Max Davidson

Max Davidson (* May 23, 1875 in Berlin, German Reich, † September 4, 1950 in Woodland Hills, California ) was an American film actor, who has worked in around 200 films. In the 1920s, he had a brief career as a star comedian.

Life

The German Jew Max Davidson emigrated in the 1890s in the United States, where he appeared in vaudeville. In the film, he received not later than 1912 employment as a bit player. Until the mid- 1910s he played in Komic Pictures Company, often under the multi- filmmaker Edward Dillon and beside the performers Fay Tincher and Bobby Ray. In 1914, Davidson embodied in several films, now lost, the Jewish figure Izzy. With intense facial expression he also specialized in the following to such figures. A wide audience he was known in 1925 in the role of the Jewish rag-picker in the Jackie Coogan movies The Rag Man and his successor Old Clothes.
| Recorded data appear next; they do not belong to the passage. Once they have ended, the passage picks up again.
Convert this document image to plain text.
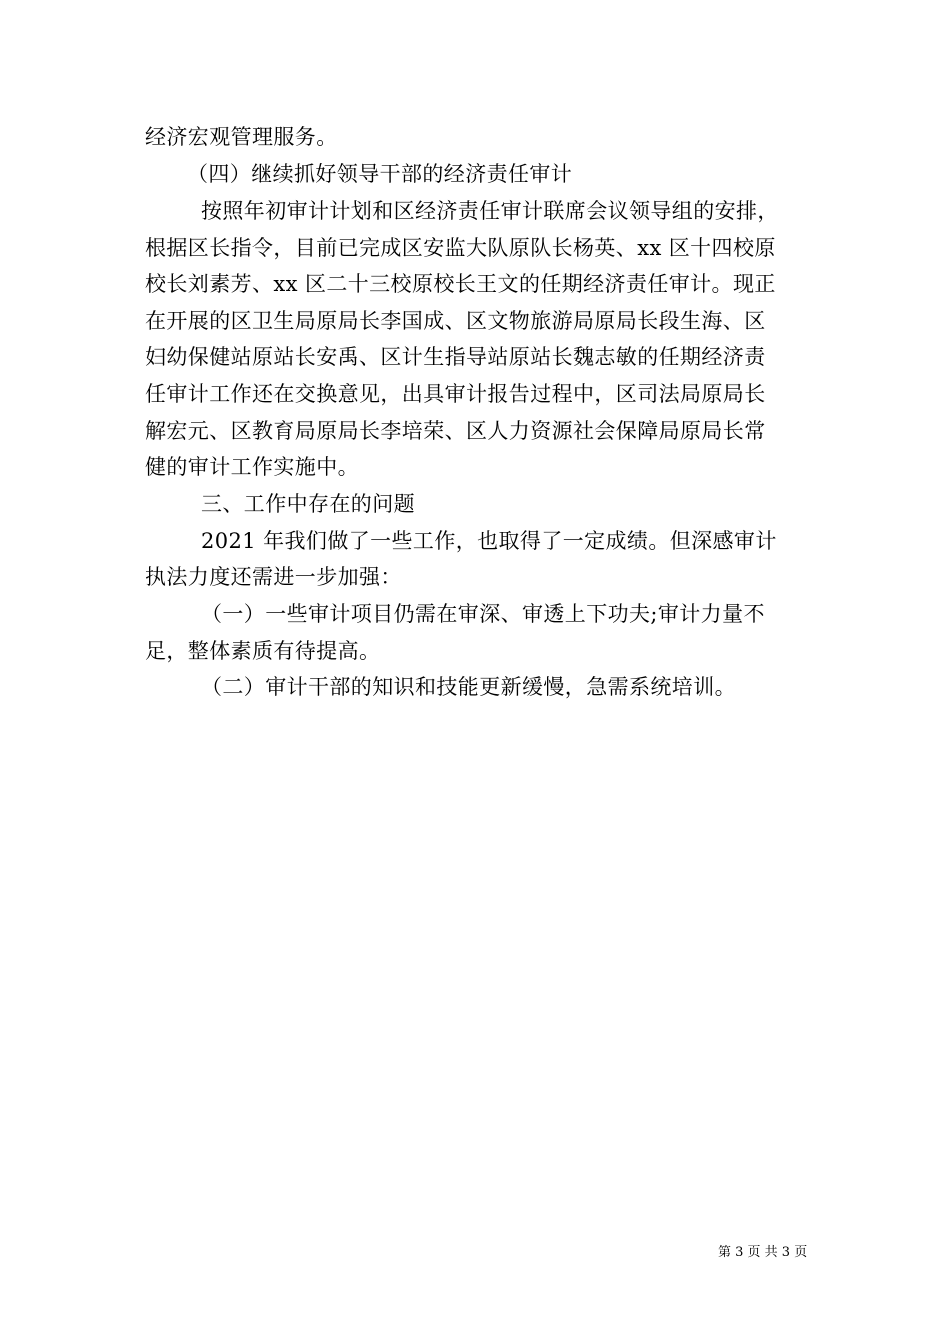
经济宏观管理服务。
（四）继续抓好领导干部的经济责任审计
按照年初审计计划和区经济责任审计联席会议领导组的安排，
根据区长指令，目前已完成区安监大队原队长杨英、xx 区十四校原
校长刘素芳、xx 区二十三校原校长王文的任期经济责任审计。现正
在开展的区卫生局原局长李国成、区文物旅游局原局长段生海、区
妇幼保健站原站长安禹、区计生指导站原站长魏志敏的任期经济责
任审计工作还在交换意见，出具审计报告过程中，区司法局原局长
解宏元、区教育局原局长李培荣、区人力资源社会保障局原局长常
健的审计工作实施中。
三、工作中存在的问题
2021 年我们做了一些工作，也取得了一定成绩。但深感审计
执法力度还需进一步加强：
（一）一些审计项目仍需在审深、审透上下功夫;审计力量不
足，整体素质有待提高。
（二）审计干部的知识和技能更新缓慢，急需系统培训。
第 3 页 共 3 页
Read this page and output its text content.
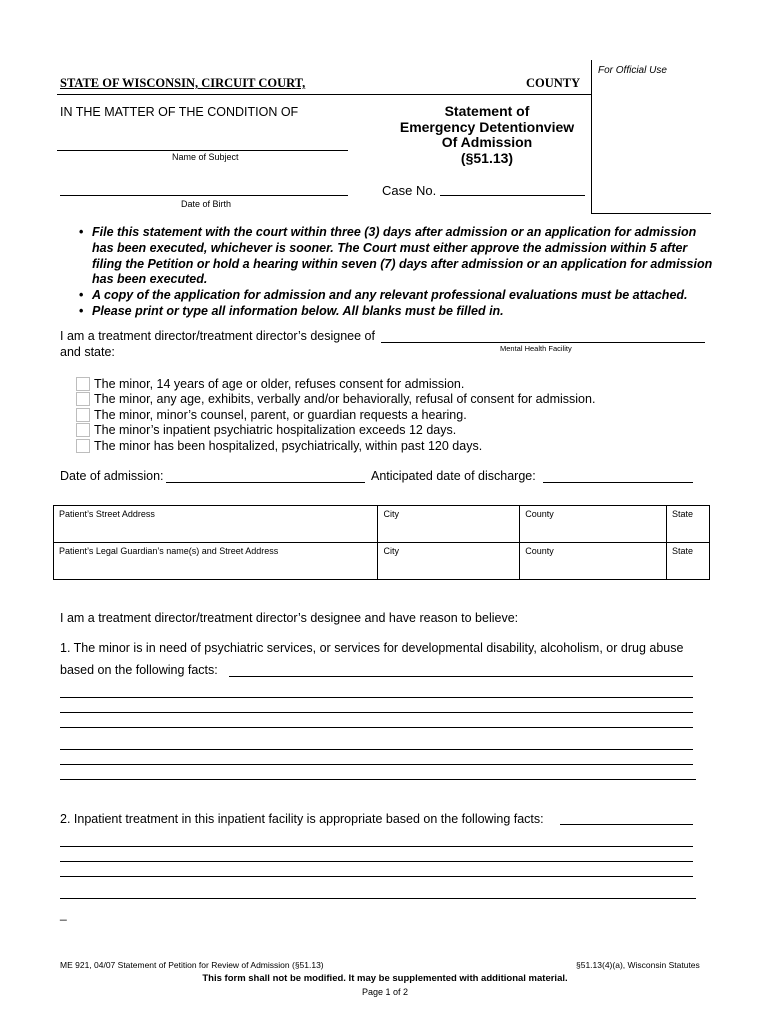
For Official Use
STATE OF WISCONSIN, CIRCUIT COURT,	COUNTY
IN THE MATTER OF THE CONDITION OF
Name of Subject
Date of Birth
Statement of
Emergency Detentionview
Of Admission
(§51.13)
Case No.
• File this statement with the court within three (3) days after admission or an application for admission has been executed, whichever is sooner. The Court must either approve the admission within 5 after filing the Petition or hold a hearing within seven (7) days after admission or an application for admission has been executed.
• A copy of the application for admission and any relevant professional evaluations must be attached.
• Please print or type all information below. All blanks must be filled in.
I am a treatment director/treatment director’s designee of
and state:	Mental Health Facility
The minor, 14 years of age or older, refuses consent for admission.
The minor, any age, exhibits, verbally and/or behaviorally, refusal of consent for admission.
The minor, minor’s counsel, parent, or guardian requests a hearing.
The minor’s inpatient psychiatric hospitalization exceeds 12 days.
The minor has been hospitalized, psychiatrically, within past 120 days.
Date of admission:	Anticipated date of discharge:
Patient’s Street Address	City	County	State
Patient’s Legal Guardian’s name(s) and Street Address	City	County	State
I am a treatment director/treatment director’s designee and have reason to believe:
1. The minor is in need of psychiatric services, or services for developmental disability, alcoholism, or drug abuse
based on the following facts:
2. Inpatient treatment in this inpatient facility is appropriate based on the following facts:
_
ME 921, 04/07 Statement of Petition for Review of Admission (§51.13)	§51.13(4)(a), Wisconsin Statutes
This form shall not be modified. It may be supplemented with additional material.
Page 1 of 2
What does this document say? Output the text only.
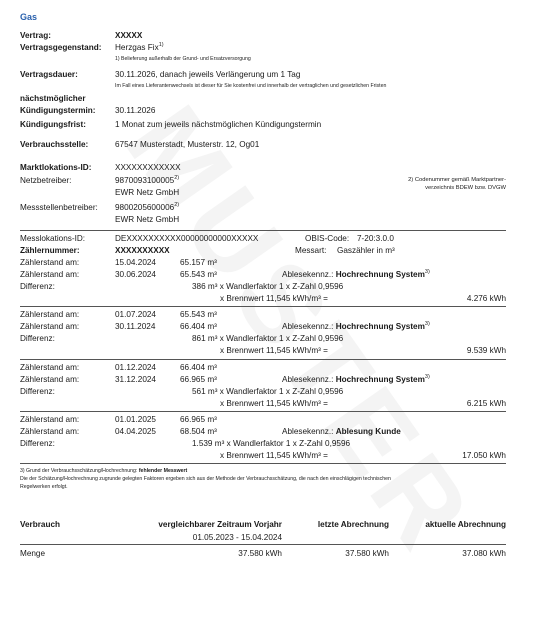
Gas
Vertrag:	XXXXX
Vertragsgegenstand: Herzgas Fix$^{1)}$
1) Belieferung außerhalb der Grund- und Ersatzversorgung
Vertragsdauer:	30.11.2026, danach jeweils Verlängerung um 1 Tag
Im Fall eines Lieferantenwechsels ist dieser für Sie kostenfrei und innerhalb der vertraglichen und gesetzlichen Fristen
nächstmöglicher
Kündigungstermin: 30.11.2026
Kündigungsfrist:	1 Monat zum jeweils nächstmöglichen Kündigungstermin
Verbrauchsstelle:	67547 Musterstadt, Musterstr. 12, Og01
Marktlokations-ID:	XXXXXXXXXXXX
Netzbetreiber:	9870093100005$^{2)}$
EWR Netz GmbH
Messstellenbetreiber: 9800205600006$^{2)}$
EWR Netz GmbH
2) Codenummer gemäß Marktpartner-
verzeichnis BDEW bzw. DVGW
Messlokations-ID:	DEXXXXXXXXXX00000000000XXXXX	OBIS-Code: 7-20:3.0.0
Zählernummer:	XXXXXXXXXX	Messart: Gaszähler in m³
Zählerstand am:	15.04.2024	65.157 m³
Zählerstand am:	30.06.2024	65.543 m³	Ablesekennz.: Hochrechnung System$^{3)}$
Differenz:	386 m³ x Wandlerfaktor 1 x Z-Zahl 0,9596
x Brennwert 11,545 kWh/m³ =	4.276 kWh
Zählerstand am:	01.07.2024	65.543 m³
Zählerstand am:	30.11.2024	66.404 m³	Ablesekennz.: Hochrechnung System$^{3)}$
Differenz:	861 m³ x Wandlerfaktor 1 x Z-Zahl 0,9596
x Brennwert 11,545 kWh/m³ =	9.539 kWh
Zählerstand am:	01.12.2024	66.404 m³
Zählerstand am:	31.12.2024	66.965 m³	Ablesekennz.: Hochrechnung System$^{3)}$
Differenz:	561 m³ x Wandlerfaktor 1 x Z-Zahl 0,9596
x Brennwert 11,545 kWh/m³ =	6.215 kWh
Zählerstand am:	01.01.2025	66.965 m³
Zählerstand am:	04.04.2025	68.504 m³	Ablesekennz.: Ablesung Kunde
Differenz:	1.539 m³ x Wandlerfaktor 1 x Z-Zahl 0,9596
x Brennwert 11,545 kWh/m³ =	17.050 kWh
3) Grund der Verbrauchsschätzung/Hochrechnung: fehlender Messwert
Die der Schätzung/Hochrechnung zugrunde gelegten Faktoren ergeben sich aus der Methode der Verbrauchsschätzung, die nach den einschlägigen technischen
Regelwerken erfolgt.
Verbrauch	vergleichbarer Zeitraum Vorjahr	letzte Abrechnung	aktuelle Abrechnung
01.05.2023 - 15.04.2024
Menge	37.580 kWh	37.580 kWh	37.080 kWh
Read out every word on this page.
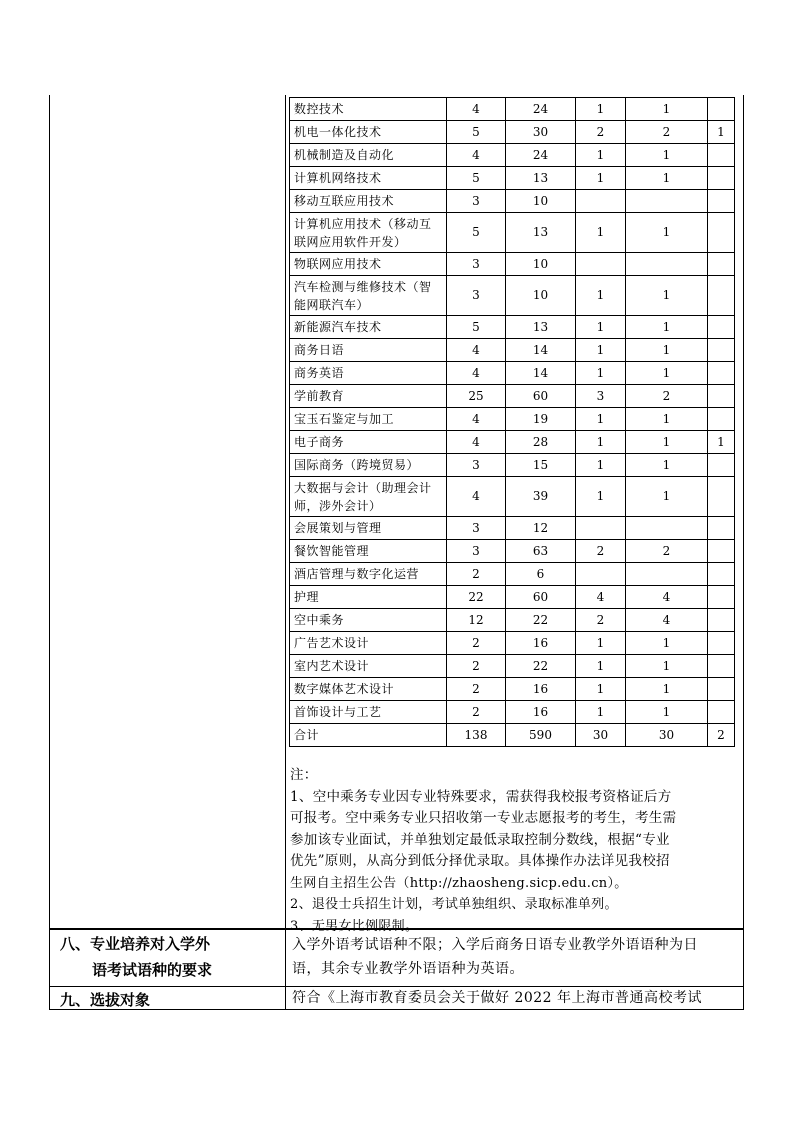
数控技术	4	24	1	1	
机电一体化技术	5	30	2	2	1
机械制造及自动化	4	24	1	1	
计算机网络技术	5	13	1	1	
移动互联应用技术	3	10			
计算机应用技术（移动互联网应用软件开发）	5	13	1	1	
物联网应用技术	3	10			
汽车检测与维修技术（智能网联汽车）	3	10	1	1	
新能源汽车技术	5	13	1	1	
商务日语	4	14	1	1	
商务英语	4	14	1	1	
学前教育	25	60	3	2	
宝玉石鉴定与加工	4	19	1	1	
电子商务	4	28	1	1	1
国际商务（跨境贸易）	3	15	1	1	
大数据与会计（助理会计师，涉外会计）	4	39	1	1	
会展策划与管理	3	12			
餐饮智能管理	3	63	2	2	
酒店管理与数字化运营	2	6			
护理	22	60	4	4	
空中乘务	12	22	2	4	
广告艺术设计	2	16	1	1	
室内艺术设计	2	22	1	1	
数字媒体艺术设计	2	16	1	1	
首饰设计与工艺	2	16	1	1	
合计	138	590	30	30	2
注：
1、空中乘务专业因专业特殊要求，需获得我校报考资格证后方
可报考。空中乘务专业只招收第一专业志愿报考的考生，考生需
参加该专业面试，并单独划定最低录取控制分数线，根据“专业
优先”原则，从高分到低分择优录取。具体操作办法详见我校招
生网自主招生公告（http://zhaosheng.sicp.edu.cn）。
2、退役士兵招生计划，考试单独组织、录取标准单列。
3、无男女比例限制。
八、专业培养对入学外
语考试语种的要求
入学外语考试语种不限；入学后商务日语专业教学外语语种为日
语，其余专业教学外语语种为英语。
九、选拔对象	符合《上海市教育委员会关于做好 2022 年上海市普通高校考试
After this success, the producer Hal Roach signed him in whose studio in the years 1927 and 1928 a total of 18 short silent film comedies with Max Davidson emerged as a leading man. Add to Leo McCarey, Clyde Bruckman or Fred Guiol films shot Davidson embodied an overgrown Jewish father who, in desperate attempts to uphold the tradition is not always the situation. Among his typical gestures were a skeptical crawl the beard and a horrified clapping his hand against her cheek. The most important supporting actor in the short films of the comedian was the most occupied as idiotic son Spec O'Donnell, while the rebellious daughter was played in most of the films obtained by Martha Sleeper.

In Call of the Cuckoo (1927 ) Stan Laurel, Oliver Hardy, Charley Chase and James Finlayson occurred on the Davidson side. The running gag of the film Flaming Fathers ( 1927), in which the protagonist is constantly causing crowds, was of its director Laurel for the Laurel and Hardy short film Putting Pants on Philip (1927 ) assumed (which came earlier in the cinemas, but was filmed later). As most successful of the most above-average Max Davidson comedies is widely Pass the Gravy ( 1928), which consists largely of a dining table scene where the Davidson family must come up with a desperate diversionary tactic so that their guest does not notice that he just eaten his valuable award-winning cock.

Due to the overwhelming success of the duo Laurel & Hardy says producer Roach soon concentrated on these two as well as the perennial favorite The Little Rascals and set the Max Davidson series after two years again. Until the mid- 1940s Davidson was then still working as a side and a small actor, mainly without finding mention in the credits.

Filmography (selection)

Silent films

Max Davidson series at Hal Roach

Many of these silent short film comedies are considered only in fragments obtained ( *) or lost (**).